While Zimmerman calls for Jews to teach the Palestinian perspective, she never asks what the Palestinians are teaching their own children. On YouTube, enter “What Palestinians are teaching their children” and learn that “The Jews came to steal our land and kill us; therefore, we are justified in killing them to ‘resist’ the occupation and take back our land.”

Not all Palestinians share this perspective. Those who want to coexist deserve our support. Many can be found in Haifa, Ramla and Abu Ghosh, and working side-by-side with Jews in the Ariel Industrial Complex in the West Bank, one of the ventures targeted by the BDS movement. Ending boycott, divestment and sanctions and promoting economic development will help those Palestinians.
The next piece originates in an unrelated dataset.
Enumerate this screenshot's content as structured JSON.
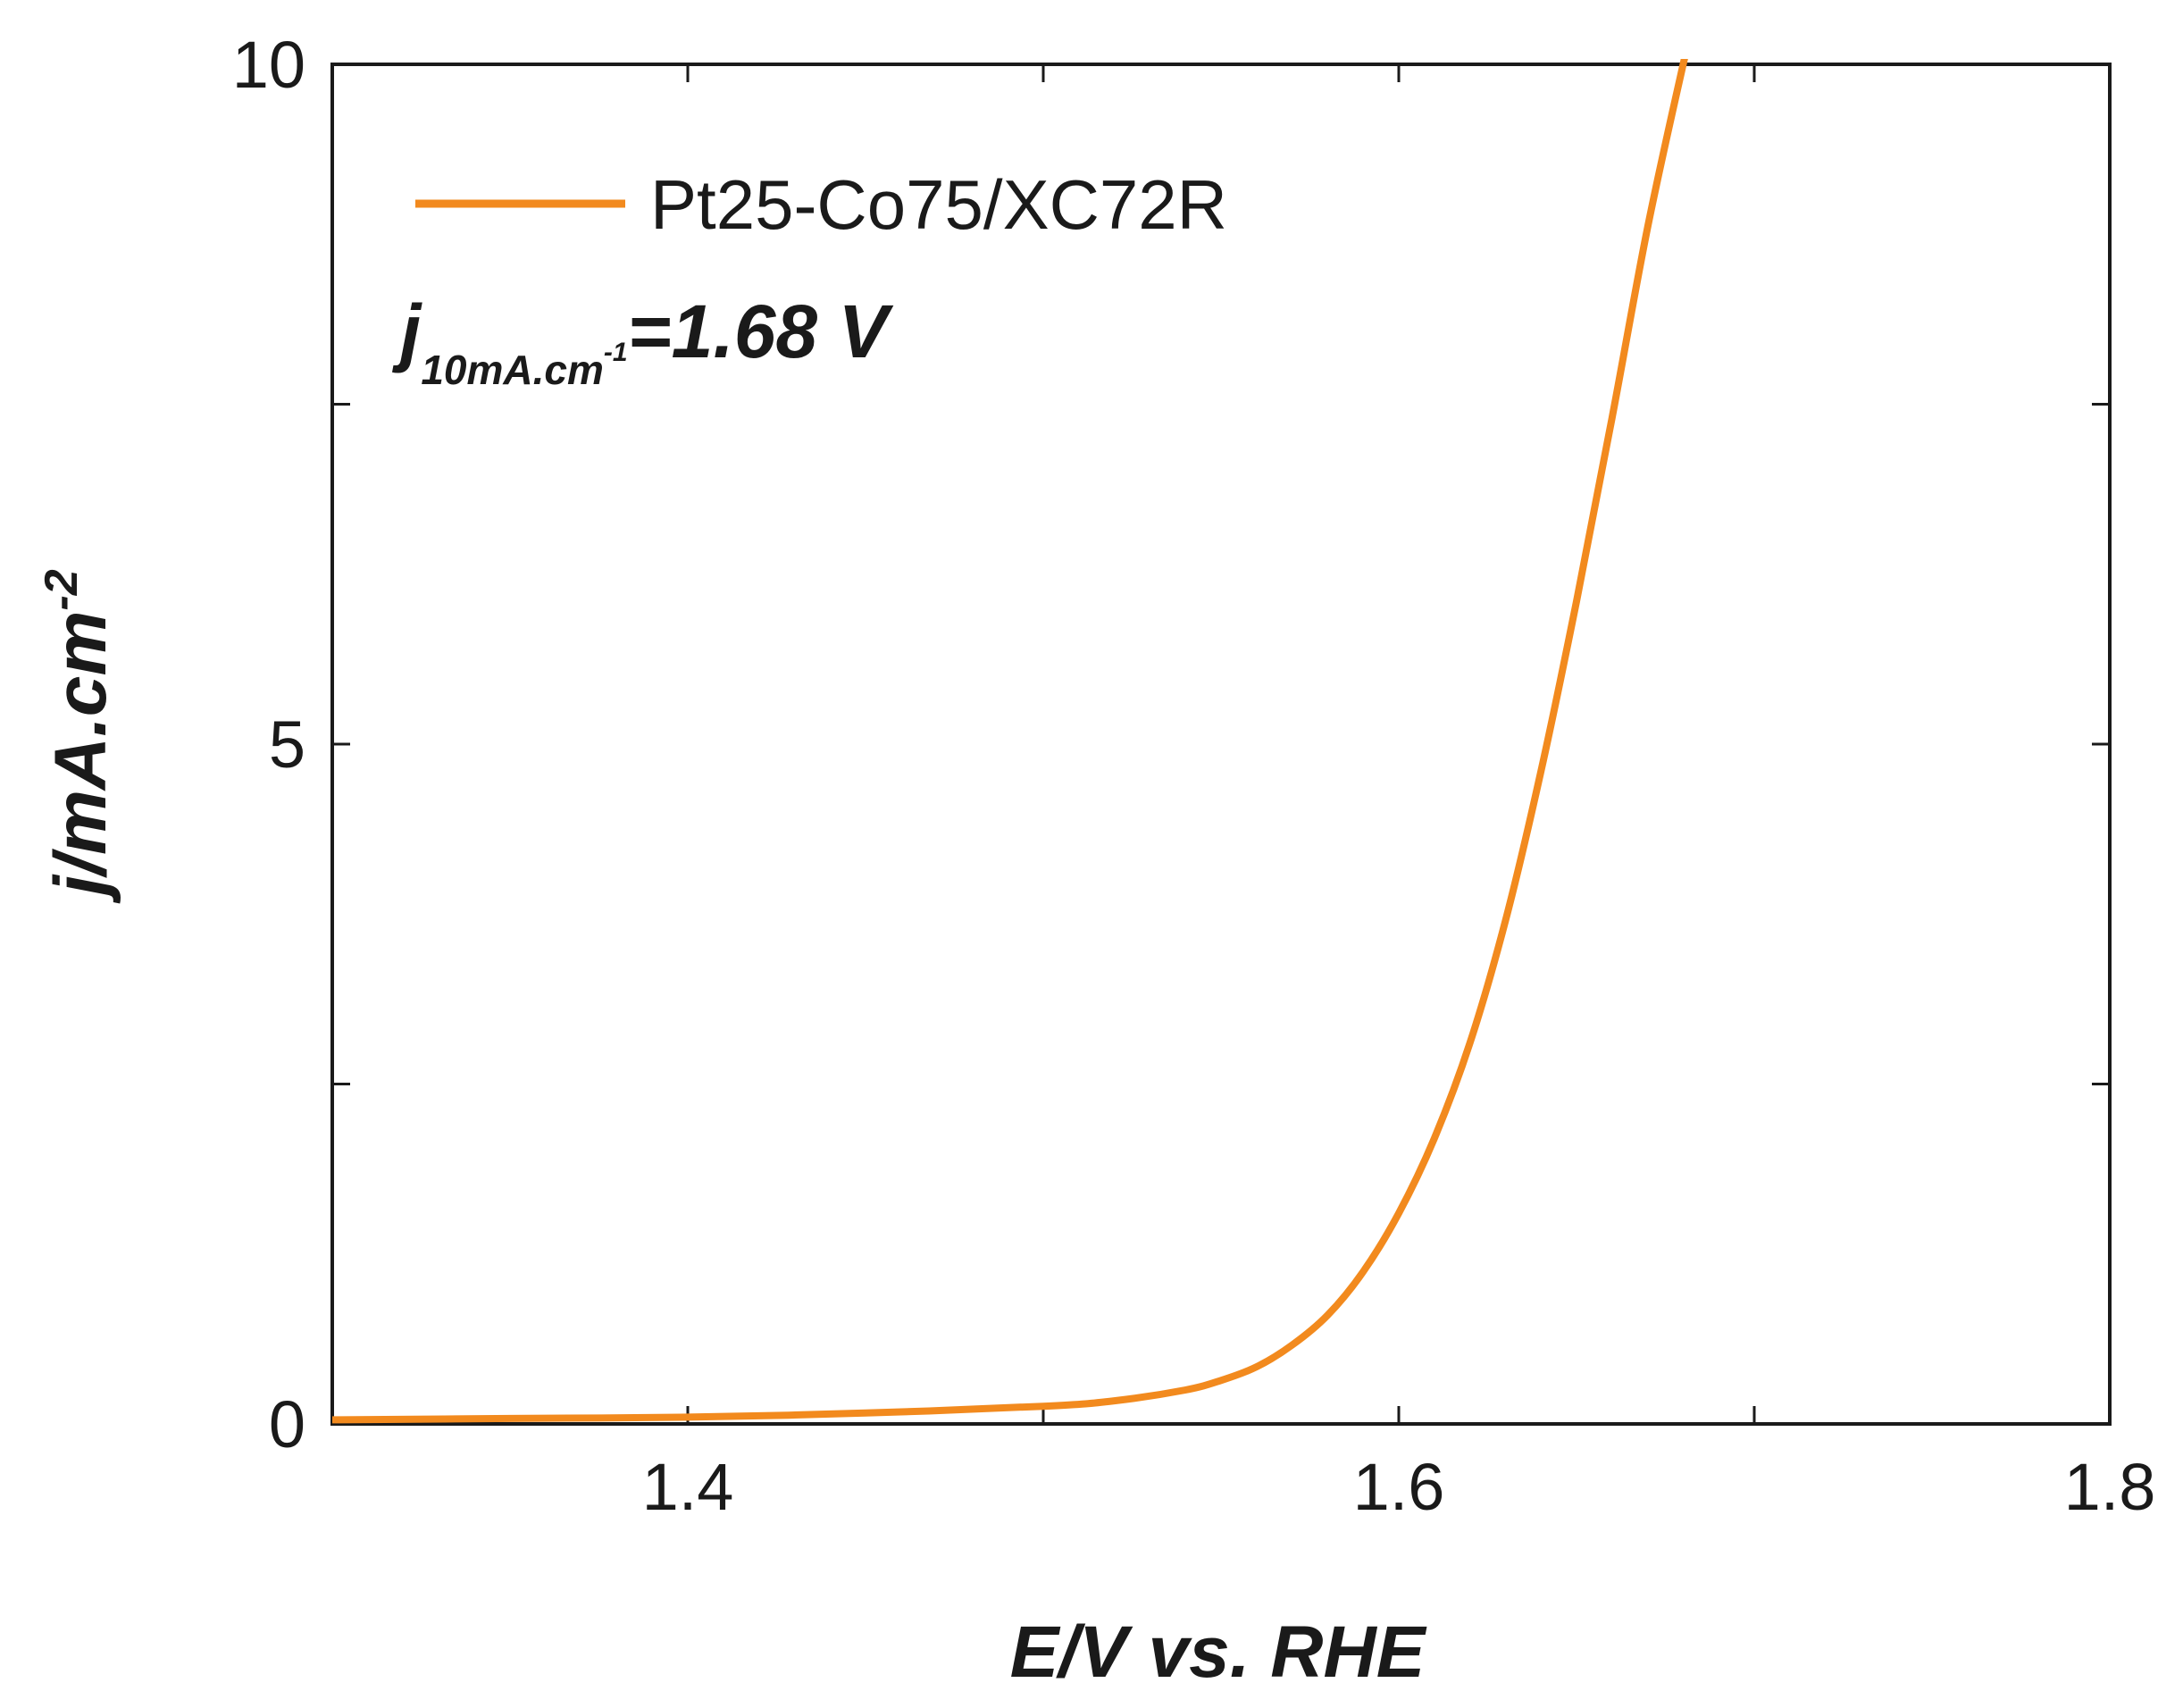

Zimmerman does not recognize that the Palestinian perspective is harmful also for Palestinians. It presents them as passive victims with no ability to shape their future. It places full blame for the conflict and Palestinian suffering on Israel, and absolves the Palestinians of any responsibility for violence and for failing to work for peace. It does not call for mutual acceptance and coexistence; it calls for the removal of all Jews “from the River to the Sea”. Teaching this perspective will not bring peace; it will prolong the conflict and the suffering of both Palestinians and Israelis.

I trust Zimmerman’s sincerity in wanting to promote peace. I propose she work toward that goal by teaching a Progressive Zionist perspective to our children and to the Palestinians: a narrative that promotes personal and communal accountability, respect for human rights, cultural tolerance, peaceful coexistence, innovation and environmental sustainability.


Larry Feinstein
is a clinical psychologist in Redwood City who has been involved in formal and informal Jewish education since 1972 in Los Angeles and the Bay Area. Recently he co-developed the Pride In Our People program (www.PrideInOurPeople.com) for the Peninsula Jewish community.